La Stampa 16 febbraio 2008, Andrea Armaro, 16 febbraio 2008
RIVOLUZIONE CULTURALE IN SICILIA
La Stampa 16 febbraio 2008.
A sei mesi dalla firma dei Patti per la Sicurezza, i delitti sono in calo nelle grandi città italiane come nei piccoli centri. Sul fronte della lotta alle mafie, la recente cattura di Salvatore Lo Piccolo, ultimo boss di Cosa Nostra, è stata un altro significativo passo avanti per liberare la Sicilia, e non solo, da una presenza asfissiante. Si è aperta una nuova stagione, per quelle aree del Paese dove impera la criminalità organizzata. A Catania, secondo il ministero dell’Interno si è registrata una diminuzione dei reati legati al racket mafioso che fa sperare in un’inversione di tendenza. Le denunce per estorsione sono scese dalle 155 dei primi sei mesi 2007 alle 102 del secondo semestre; i casi di danneggiamento e incendio doloso sono passati, per gli stessi periodi di riferimento, da 2662 a 2545. Questi dati non sono il frutto soltanto dell’impegno tenace dello Stato, ma anche di una consapevolezza che in Sicilia si va diffondendo: che scendere a patti con i sistemi mafiosi, pagare il pizzo, non è un danno soltanto per le aziende e per la crescita economica del territorio, ma anche per la tenuta democratica della società e per il futuro delle nuove generazioni.

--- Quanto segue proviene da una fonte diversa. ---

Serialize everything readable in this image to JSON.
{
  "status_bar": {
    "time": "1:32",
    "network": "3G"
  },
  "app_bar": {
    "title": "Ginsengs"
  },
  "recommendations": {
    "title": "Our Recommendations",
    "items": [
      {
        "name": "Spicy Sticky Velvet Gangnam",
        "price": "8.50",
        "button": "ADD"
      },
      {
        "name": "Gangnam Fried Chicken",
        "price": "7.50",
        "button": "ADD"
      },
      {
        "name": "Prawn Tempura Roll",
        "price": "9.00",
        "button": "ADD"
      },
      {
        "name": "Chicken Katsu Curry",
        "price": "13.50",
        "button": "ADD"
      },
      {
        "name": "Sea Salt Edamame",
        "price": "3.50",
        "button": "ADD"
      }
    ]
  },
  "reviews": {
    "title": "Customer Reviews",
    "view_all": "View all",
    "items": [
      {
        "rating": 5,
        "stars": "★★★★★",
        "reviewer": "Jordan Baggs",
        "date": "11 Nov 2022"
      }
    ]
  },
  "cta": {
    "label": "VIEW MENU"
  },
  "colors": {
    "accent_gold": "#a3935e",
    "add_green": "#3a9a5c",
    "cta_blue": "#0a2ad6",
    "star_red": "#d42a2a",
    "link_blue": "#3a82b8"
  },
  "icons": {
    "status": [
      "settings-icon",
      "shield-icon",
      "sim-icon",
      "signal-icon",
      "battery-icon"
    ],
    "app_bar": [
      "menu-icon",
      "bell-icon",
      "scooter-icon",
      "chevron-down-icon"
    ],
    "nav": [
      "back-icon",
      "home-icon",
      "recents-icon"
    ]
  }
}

In Sicilia è in corso una vera rivoluzione culturale. Non ha preso avvio dalla politica, ma è nata per le strade, grazie all’impegno civile dei cittadini siciliani. Penso a «Libera» di don Ciotti, ai ragazzi di «Addio Pizzo», alle associazioni antiracket di Tano Grasso e a quel mondo dell’associazionismo che ha supplito a una politica e amministrazione della cosa pubblica troppo distante dalle reali esigenze della Sicilia e, più d’ogni altra cosa, sorda al bisogno di rinnovamento e trasparenza che questa regione sta oggi esprimendo con chiarezza. In questo clima di speranza che i cortei contro la criminalità organizzata e le manifestazioni dei giovani siciliani hanno saputo creare, la decisione di Confindustria Sicilia di espellere gli imprenditori che pagano il pizzo ha generato quel salto di qualità per anni negato all’affermazione che un’altra Sicilia è possibile. Questa iniziativa - guidata da giovani imprenditori siciliani che, partendo dalla Sicilia, hanno imparato a confrontarsi e a misurarsi con il mondo - ha il grande merito di aver consentito di far uscire dai vecchi «confini» la consapevolezza del limite che una presenza così soffocante come la mafia rappresenta.
Il racket delle estorsioni è un male che frena lo sviluppo e innesta nel tessuto economico dinamiche di concorrenza sleale che danneggiano tanto chi paga il pizzo quanto chi sceglie di non pagarlo; un male che crea dinamiche di controllo dell’economia e del territorio, mettendo a repentaglio la sicurezza collettiva. La crescita d’imprese e attività commerciali è strettamente intrecciata al destino del territorio in cui si opera e in una terra dove gli imprenditori e le loro famiglie non si sentono sicuri, non investono, non si creano nuovi posti di lavoro e nuova ricchezza. Lì diventa più semplice cedere al bisogno e scendere a patti con i sistemi mafiosi. I siciliani hanno dimostrato di comprenderlo bene e di voler cambiare, voltare pagina. ora che anche la politica recepisca queste istanze di rinnovamento. Il momento è propizio. Oggi i partiti siciliani (ma anche i sindacati, gli ordini professionali) di entrambi gli schieramenti, non possono restare sordi al messaggio che la società civile e le associazioni hanno lanciato. Devono farsi carico di quella domanda di rinnovamento, con senso di responsabilità e a partire dalla scelta delle candidature, tanto al Parlamento che all’Assemblea Regionale e alla presidenza della Regione Sicilia. Come diceva Paolo Borsellino, «i partiti, i consigli comunali e regionali dovrebbero trarre le dovute conseguenze da certe vicinanze fra politici e mafiosi che di per se non costituiscono reato, ma che rendono il politico comunque inaffidabile. Quando c’è questo grosso sospetto si dovrebbe quantomeno indurre i partiti politici, non soltanto per essere onesti ma anche per apparire onesti a fare pulizia al loro interno». E, come diceva un altro grande siciliano, il giovane giudice Rosario Livatino: «Essere credenti è un fatto che riguarda la sfera privata, essere credibile invece riguarda la sfera pubblica». Spetta alla politica e ai politici, quindi, essere credibili.